Caffeine in energy drinks is metabolized into methyl-xanthine. This acts by inhibiting phosphodiesterase, antagonize adenosine receptor and increases catecholamine secretion. At high doses, the following may be observed; tachycardia, increased blood pressure, diuresis, vomiting, diarrhea, bronchodilation, gastric acid secretion, and central nervous system stimulation may be seen. The main toxicity caused by caffeine is due to the increase in intracellular calcium concentration, which leads to a catecholamine surge that sensitizes dopamine receptors resulting in supraventricular or ventricular arrhythmias and death [3].
The following chart demonstrates the various cardiac effects observed with energy drink consumption.

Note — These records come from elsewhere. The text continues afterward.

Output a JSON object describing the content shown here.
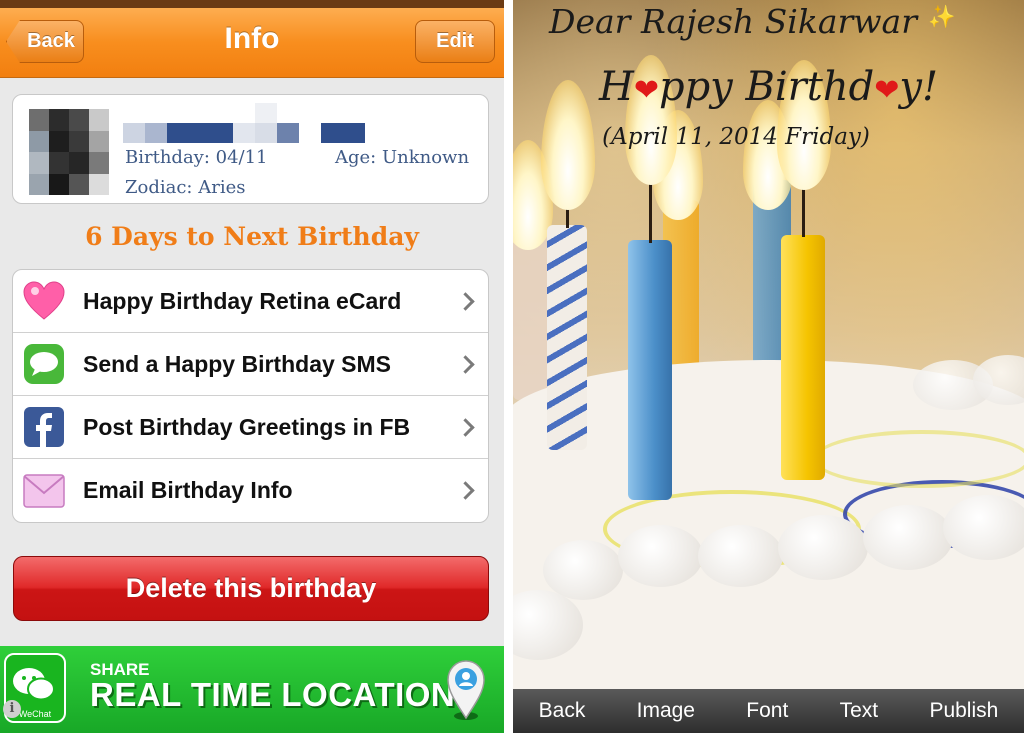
{
  "left": {
    "navbar": {
      "back_label": "Back",
      "title": "Info",
      "edit_label": "Edit"
    },
    "profile": {
      "birthday": "Birthday: 04/11",
      "age": "Age:  Unknown",
      "zodiac": "Zodiac: Aries"
    },
    "countdown": "6 Days to Next Birthday",
    "actions": [
      {
        "label": "Happy Birthday Retina eCard",
        "icon": "heart-icon"
      },
      {
        "label": "Send a Happy Birthday SMS",
        "icon": "sms-icon"
      },
      {
        "label": "Post Birthday Greetings in FB",
        "icon": "facebook-icon"
      },
      {
        "label": "Email Birthday Info",
        "icon": "email-icon"
      }
    ],
    "delete_label": "Delete this birthday",
    "ad": {
      "app": "WeChat",
      "share": "SHARE",
      "headline": "REAL TIME LOCATION"
    }
  },
  "right": {
    "greeting_name": "Dear Rajesh Sikarwar",
    "greeting_parts": [
      "H",
      "ppy Birthd",
      "y!"
    ],
    "greeting_date": "(April 11, 2014  Friday)",
    "toolbar": [
      "Back",
      "Image",
      "Font",
      "Text",
      "Publish"
    ]
  },
  "colors": {
    "nav_orange": "#f88e1e",
    "countdown_orange": "#f07d18",
    "delete_red": "#d81e1e",
    "ad_green": "#1fb52c"
  }
}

These beverages are also associated with epileptic seizures, stroke, subarachnoid hemorrhage, pontine myelinolysis, hallucinations, anxiety, agitation, headaches, hepatitis, gastrointestinal upset, acute renal failure, rhabdomyolysis, metabolic acidosis, insulin resistance, obesity, acute psychosis, insomnia, high risk/aggressive behavior and caffeine withdrawal [1].
Energy drinks should not be consumed:
- By adolescents or children
- For hydration prior to, during, or after exercise or physical activity
- With alcohol
- Close to bedtime
Knowing this information, why would you consume an energy drink? In my opinion, it is not worth the price you pay financially or with your health. Although I still do turn to coffee and tea daily, I often opt for a decaf version and work on increasing my energy level naturally. Turn to other sources such as getting enough sleep, a well-rounded diet, regular exercise, and water consumption.
Blog Post References:
[1] Higgins, J. (2018, Feb. 28). Stimulant-Containing Energy Drinks. Retrieved from https://www.acc.org/latest-in-cardiology/articles/2018/02/28/10/46/stimulant-containing-energy-drinks.

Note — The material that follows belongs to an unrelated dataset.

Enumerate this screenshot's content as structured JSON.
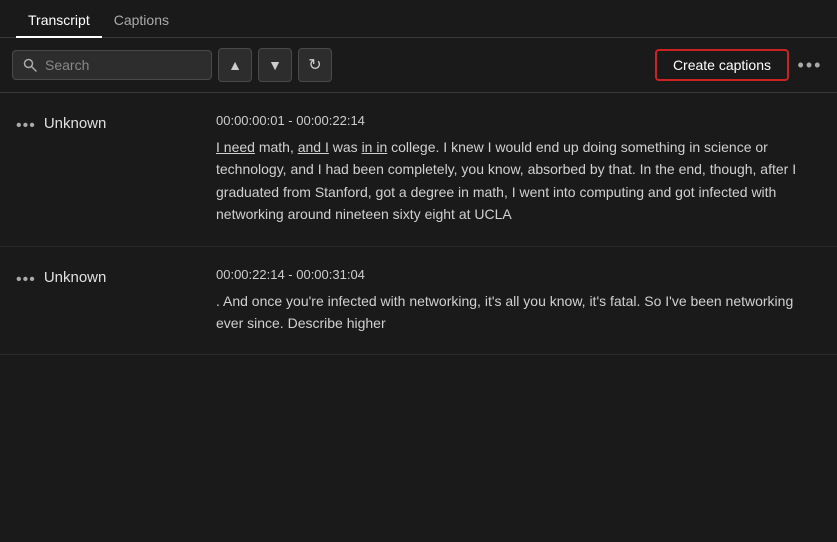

[2] Wassef, B., Kohansieh, M., Makaryus, A. (2017, Nov. 26) Effects of energy drinks on the cardiovascular system. PMID: 29225735. Retrieved from https://www.ncbi.nlm.nih.gov/pmc/articles/PMC5714807/.
[3] Muacevic, A., Adler, J. (2017, Jun 7) Energy Drinks and the Risk of Cardiovascular Disease: A Review of Current Literature. Retrieved from https://www.ncbi.nlm.nih.gov/pmc/articles/PMC5501707/
This week’s EP question:
This medication has a profound but fleeting depressive effect on the SA and AV nodes.
1. Quinidine
2. Adenosine
3. Amiodarone
4. Sotalol
Answer
Adenosine
Intravenous adenosine may be used to convert paroxysmal supraventricular tachycardia (PSVT) to sinus rhythm if the tachycardia is dependent on AV nodal conduction. Adenosine does not convert atrial flutter, atrial fibrillation, or ventricular tachycardia. However, in the presence of atrial flutter or atrial fibrillation, a transient AV block will be observed. This will assist in the diagnosis of the underlying rhythm. The first dose of adenosine is typically 6 mg administered rapidly over 1-3 seconds followed by a 20 ml normal saline bolus. If AV nodal block is not observed, a 12 mg dose may be given in a similar fashion.
Adenosine may also be used to induce atrial fibrillation due to shortening of the atrial action potential duration and atrial refractoriness. This is particularly worth noting in a patient with a history of WPW. Blocking the AV node in a WPW patient may allow for more impulses to travel rapidly to the ventricle via the antegrade conducting pathway. If atrial fibrillation were induced, this could be problematic.
Adenosine may be helpful in the diagnosis of accessory pathways. Once the AV nodal block is observed, ventricular pacing is performed. This may reveal conduction from the ventricle to the atrium over an accessory pathway. The reverse is also true in diagnosing antegrade conducting pathways.